One result could well be a dramatic change in the nature of the CFO job. Finance chiefs will likely have to dig much deeper into how their companies disclose their operations, says Meshulam, a former assistant chief litigation counsel with the SEC’s enforcement division. “That’s not a quarterly and annual involvement, with episodic 8-Ks,” she adds, ” but a steady stream — [or] a daily onslaught.”
Finance chief will need reinforcements to cope with the flood of required filings. One solution: Hire a full-time disclosure-controls supervisor or manager with a direct report to the CFO or another top executive, says Kevin Lesinski, a partner with Seyfarth Shaw in Boston. Can a boom in Chief Disclosure Control Officers (CDCOs) be far behind?
2. “Internal Controls” could mean much more than getting the numbers right.
On the face of it, Sarbox seems to refer only to finance when it talks about the need for management to report on and assess internal company controls.
The SEC has made statements suggesting it agrees with such limits. In a proposed rule it published in October, the commission provided an unremarkable definition of financial controls. Essentially, the regulatory agency said such controls are there to ensure that transactions are properly authorized, recorded, and reported, and that assets are safeguarded against improper use.
Nevertheless, the SEC remains vague about defining what “internal controls” will mean under Sarbox 404. Remember, since the findings of the private-sector initiative known as COSO (Committee of Sponsoring Organizations) were issued in 1992, the term has included operations and regulatory compliance, as well as finance.
A broad definition could have CFOs brooding over regulatory matters that are a far cry from what’s normally considered finance. FirstEnergy, for instance, is currently fighting Environmental Protection Agency charges that one of its plants is in violation of the Clean Air Act. But if the company is found to be out of compliance with the law, it faces heavy fines. Says Richards: “That’s an operating issue that can sure have financial ramifications if we were wrong.”

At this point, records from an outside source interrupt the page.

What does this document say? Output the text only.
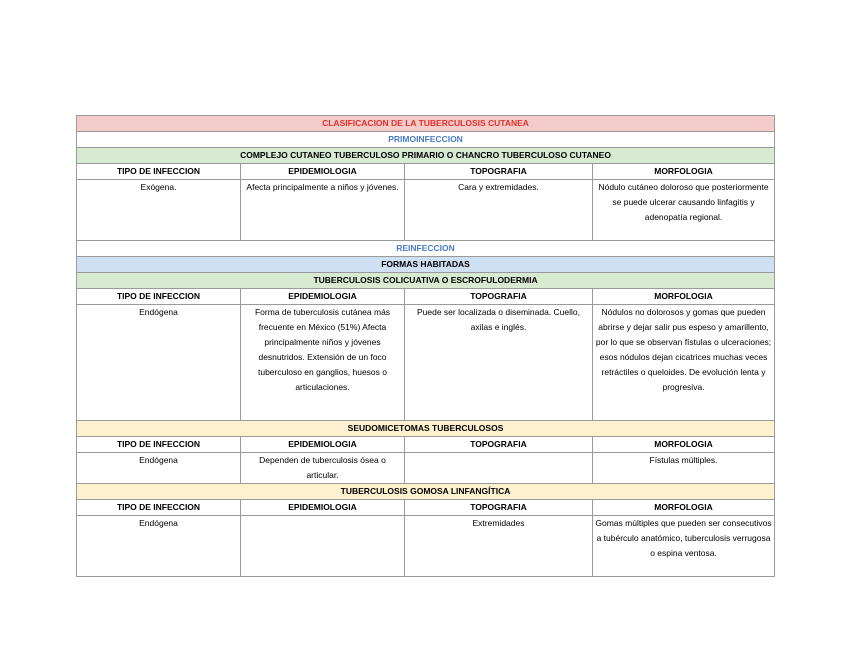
CLASIFICACION DE LA TUBERCULOSIS CUTANEA			
PRIMOINFECCION			
COMPLEJO CUTANEO TUBERCULOSO PRIMARIO O CHANCRO TUBERCULOSO CUTANEO			
TIPO DE INFECCION	EPIDEMIOLOGIA	TOPOGRAFIA	MORFOLOGIA
Exógena.	Afecta principalmente a niños y jóvenes.	Cara y extremidades.	Nódulo cutáneo doloroso que posteriormente se puede ulcerar causando linfagitis y adenopatía regional.
REINFECCION			
FORMAS HABITADAS			
TUBERCULOSIS COLICUATIVA O ESCROFULODERMIA			
TIPO DE INFECCION	EPIDEMIOLOGIA	TOPOGRAFIA	MORFOLOGIA
Endógena	Forma de tuberculosis cutánea más frecuente en México (51%) Afecta principalmente niños y jóvenes desnutridos. Extensión de un foco tuberculoso en ganglios, huesos o articulaciones.	Puede ser localizada o diseminada. Cuello, axilas e inglés.	Nódulos no dolorosos y gomas que pueden abrirse y dejar salir pus espeso y amarillento, por lo que se observan fístulas o ulceraciones; esos nódulos dejan cicatrices muchas veces retráctiles o queloides. De evolución lenta y progresiva.
SEUDOMICETOMAS TUBERCULOSOS			
TIPO DE INFECCION	EPIDEMIOLOGIA	TOPOGRAFIA	MORFOLOGIA
Endógena	Dependen de tuberculosis ósea o articular.		Fístulas múltiples.
TUBERCULOSIS GOMOSA LINFANGÍTICA			
TIPO DE INFECCION	EPIDEMIOLOGIA	TOPOGRAFIA	MORFOLOGIA
Endógena		Extremidades	Gomas múltiples que pueden ser consecutivos a tubérculo anatómico, tuberculosis verrugosa o espina ventosa.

Further complicating matters is another feature of Sarbox 404: Auditors must attest to and report on management’s assessment of internal controls. “That will lever [compliance] up into something that’s going to cost a lot more time and expense,” says Steve Clark, a partner with Chapman and Cutler, a Chicago-based financial services law firm.
One problem, for sure, is that auditors will have to piece together new procedures to assess client controls programs. That will make it tough for quantitative-minded accountants to gauge performance evaluations and other soft information provided in management reports, Clark thinks.
3. Sarbox doesn’t stop at the shoreline.
Laws governing exports and imports and foreign-based bribes and money laundering don’t seem to have much to do with the domestically focused act.
But the onus that Sarbanes-Oxley puts on audit committees and independent auditors to ferret out wrongdoing is spurring a closer look at global operations, says Sturgis Sobin, a partner and director of the International Trade Regulatory Practice for Miller & Chevalier in Washington.